The brokerage also cut its price target to $106 from $112, warning that both U.S. and European demand appear weaker than investors currently anticipate.

“We believe soft summer leisure trends, both for the U.S. and Europe (difficult y/y comp in Europe due to last summer’s events) are not being fully anticipated by analysts and investors,” Truist analysts led by C. Patrick Scholes said in a note.

They also flagged valuation as a headwind, noting they “do not believe the premium valuation multiple vs. other not too dissimilar asset-lite hospitality companies such as Hilton (NYSE:HLT) is fully deserved.”

Truist’s downgrade is part of a broader recalibration of expectations across the lodging sector, as analysts lower their 2025 Revenue per Available Room (RevPAR) forecasts.

The broker sees third-quarter RevPAR down 3% to 1% for U.S. mid and upper-end hotels, below consensus estimates of flat growth. Limited service hotels are expected to perform worse, with RevPAR seen falling between 4% and 2%.

The analysts cite a combination of weaker consumer and business confidence, cuts in government travel, and reduced inbound international demand as key factors behind the softer booking trends.

While the softness isn’t considered severe, Truist said RevPAR is tracking roughly 150 basis points below current Street expectations for the third quarter.

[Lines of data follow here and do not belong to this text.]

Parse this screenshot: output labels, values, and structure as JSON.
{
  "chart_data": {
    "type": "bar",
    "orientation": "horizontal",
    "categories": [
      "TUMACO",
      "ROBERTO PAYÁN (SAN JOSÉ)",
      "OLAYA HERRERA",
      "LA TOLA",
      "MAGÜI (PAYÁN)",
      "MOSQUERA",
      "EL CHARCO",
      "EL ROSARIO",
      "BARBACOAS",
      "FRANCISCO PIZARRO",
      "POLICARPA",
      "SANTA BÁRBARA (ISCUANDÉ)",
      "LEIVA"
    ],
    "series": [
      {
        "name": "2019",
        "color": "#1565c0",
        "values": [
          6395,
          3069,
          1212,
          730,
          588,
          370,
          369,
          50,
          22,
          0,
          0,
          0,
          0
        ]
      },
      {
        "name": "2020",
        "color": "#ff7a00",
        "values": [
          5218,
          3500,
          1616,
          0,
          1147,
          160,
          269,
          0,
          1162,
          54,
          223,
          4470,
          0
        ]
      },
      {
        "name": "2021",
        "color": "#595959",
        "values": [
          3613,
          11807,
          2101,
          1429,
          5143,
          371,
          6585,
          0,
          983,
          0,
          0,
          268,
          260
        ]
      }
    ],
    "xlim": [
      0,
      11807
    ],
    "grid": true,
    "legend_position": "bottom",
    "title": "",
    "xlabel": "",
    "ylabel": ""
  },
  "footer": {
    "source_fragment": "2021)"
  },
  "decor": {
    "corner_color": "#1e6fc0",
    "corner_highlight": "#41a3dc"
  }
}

“To be clear, the softness we observe is not anywhere near the demand collapse like what occurred during Covid nor is it GFC-esque but rather RevPAR growth for 3Q and into 4Q simply looks “soft” to the tune of approx. 150 bps. below current Street expectations,” the analysts explained.

Park Hotels&Resorts (NYSE:PK) was also downgraded to Hold from Buy, due to its high leisure exposure—especially in Hawaii—and elevated leverage.

Truist said tourism expectations in Hawaii have deteriorated, with the University of Hawaii Economic Research Organization noting that weakness is “primarily due to actual and threatened U.S. tariff hikes that are much larger than anticipated, as well as adverse effects on increased federal policy uncertainty around trade, immigration, spending and tax cuts.”

Despite a stable trend in average daily rates (ADR), Truist warned that the industry’s historical tendency to cut prices to stimulate demand during periods of weakness could return if softness continues.